The court held that the placement of the proposed amendments on the ballot did not conflict with Chapter 163, Florida Statutes, and ordered that all four proposed amendments be placed on the ballot.
Thus, while this office has historically taken the position that the statutory scheme set forth in Part III, Chapter 163, Florida Statutes, is pervasive and would not lend itself to local regulation, Citizens for Responsible Growth would suggest that such local legislative action may be authorized to the extent that any such proposed ordinance or charter "complements" rather than conflicts with the statutory framework.[8]

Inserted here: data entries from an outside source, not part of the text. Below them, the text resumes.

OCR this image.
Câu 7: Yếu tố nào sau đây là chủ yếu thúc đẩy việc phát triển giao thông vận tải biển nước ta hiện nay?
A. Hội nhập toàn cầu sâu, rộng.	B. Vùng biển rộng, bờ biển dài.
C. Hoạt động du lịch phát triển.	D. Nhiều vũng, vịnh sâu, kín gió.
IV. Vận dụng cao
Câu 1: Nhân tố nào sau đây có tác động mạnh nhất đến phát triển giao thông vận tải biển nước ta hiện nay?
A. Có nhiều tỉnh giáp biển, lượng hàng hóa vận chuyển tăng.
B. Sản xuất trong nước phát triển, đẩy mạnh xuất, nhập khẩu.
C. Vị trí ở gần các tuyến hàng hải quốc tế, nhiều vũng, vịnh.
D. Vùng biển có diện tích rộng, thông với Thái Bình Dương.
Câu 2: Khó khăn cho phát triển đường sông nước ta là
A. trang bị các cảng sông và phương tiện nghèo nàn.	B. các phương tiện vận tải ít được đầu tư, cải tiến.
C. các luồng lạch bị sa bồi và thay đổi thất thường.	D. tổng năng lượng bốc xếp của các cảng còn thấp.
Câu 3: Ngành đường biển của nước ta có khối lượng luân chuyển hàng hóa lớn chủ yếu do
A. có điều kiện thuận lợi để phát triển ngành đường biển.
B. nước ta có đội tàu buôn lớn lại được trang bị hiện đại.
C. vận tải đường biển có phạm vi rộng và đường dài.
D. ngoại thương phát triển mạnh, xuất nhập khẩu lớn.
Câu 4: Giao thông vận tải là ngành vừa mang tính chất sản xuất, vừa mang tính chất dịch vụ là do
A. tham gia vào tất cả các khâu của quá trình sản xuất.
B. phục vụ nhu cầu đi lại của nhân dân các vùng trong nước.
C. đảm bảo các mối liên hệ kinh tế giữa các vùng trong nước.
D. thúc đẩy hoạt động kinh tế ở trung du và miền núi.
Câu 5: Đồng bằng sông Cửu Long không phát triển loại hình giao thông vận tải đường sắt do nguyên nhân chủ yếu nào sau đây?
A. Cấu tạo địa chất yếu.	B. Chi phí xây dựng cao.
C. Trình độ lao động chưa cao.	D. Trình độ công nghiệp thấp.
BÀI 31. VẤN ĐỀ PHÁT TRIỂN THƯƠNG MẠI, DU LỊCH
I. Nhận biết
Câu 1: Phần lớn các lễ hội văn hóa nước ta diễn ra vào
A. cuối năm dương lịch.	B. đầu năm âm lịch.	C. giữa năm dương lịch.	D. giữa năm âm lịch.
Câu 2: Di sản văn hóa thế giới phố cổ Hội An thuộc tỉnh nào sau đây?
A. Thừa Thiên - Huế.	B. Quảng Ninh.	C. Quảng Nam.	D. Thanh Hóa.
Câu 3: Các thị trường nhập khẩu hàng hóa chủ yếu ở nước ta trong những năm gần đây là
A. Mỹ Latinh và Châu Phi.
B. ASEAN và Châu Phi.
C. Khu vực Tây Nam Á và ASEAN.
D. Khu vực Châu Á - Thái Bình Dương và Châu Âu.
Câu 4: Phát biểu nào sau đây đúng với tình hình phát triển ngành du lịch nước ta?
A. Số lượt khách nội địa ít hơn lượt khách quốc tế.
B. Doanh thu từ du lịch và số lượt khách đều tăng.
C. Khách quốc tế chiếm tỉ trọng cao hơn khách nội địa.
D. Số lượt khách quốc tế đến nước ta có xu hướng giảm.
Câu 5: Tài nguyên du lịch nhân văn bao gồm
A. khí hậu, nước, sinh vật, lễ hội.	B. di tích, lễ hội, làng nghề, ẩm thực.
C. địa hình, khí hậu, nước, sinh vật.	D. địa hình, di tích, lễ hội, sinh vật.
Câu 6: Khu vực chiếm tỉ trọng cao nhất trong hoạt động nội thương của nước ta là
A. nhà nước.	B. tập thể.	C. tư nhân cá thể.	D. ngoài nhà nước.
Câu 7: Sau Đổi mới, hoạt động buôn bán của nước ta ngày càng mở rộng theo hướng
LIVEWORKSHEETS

This informal advisory opinion was prepared by the Department of Legal Affairs in an effort to assist you in advising your client and expresses the conclusions of the writer and should not be considered a formal Florida Attorney General Opinion.
Sincerely,
Gerry Hammond
Senior Assistant Attorney General
GH/tsh
_____________________________________________________________________
[1] See s. 16.01(3), Fla. Stat., and Statement Concerning Attorney General Opinions (it is the policy of the Florida Attorney General to issue opinions on matters concerning the duties and responsibilities of collegial bodies only at the request of a majority of the members of the collegial body).
[2] See Alsop v. Pierce, 19 So. 2d 799, 805 (Fla. 1944); Dobbs v. Sea Isle Hotel, 56 So. 2d 341, 342 (Fla. 1952); Thayer v. State, 335 So. 2d 815, 817 (Fla. 1976).
[3] Cf. Op. Att'y Gen. Fla. 84-55 (1984) concluding that Ch. 162, Fla. Stat., the "Local Government Code Enforcement Boards Act," does not delegate any power to local governments to enact any legislation to alter, add to, modify, or deviate from the terms of Ch. 162, Fla. Stat.
[4] 940 So. 2d 1144 (Fla. 2d DCA 2006).
[5] Citizens for Responsible Growth, supra n.4 at 1150.
[6] While specifically not addressing the wisdom of the proposed amendments, the court noted that the petition relating to redevelopment plans appeared "to provide merely for an advisory opinion by the electorate[.]"
[7] Citizens for Responsible Growth, supra n.4 at 1146.
[8] Cf. Telli v. Broward County, -- So. 3d ---, 2012 WL 1623041, No. SC11-1737 (Fla., May 10, 2012) (holding that interpreting Florida's Constitution to find implied restrictions on powers otherwise authorized is unsound in principle and that express restrictions must be found, not implied).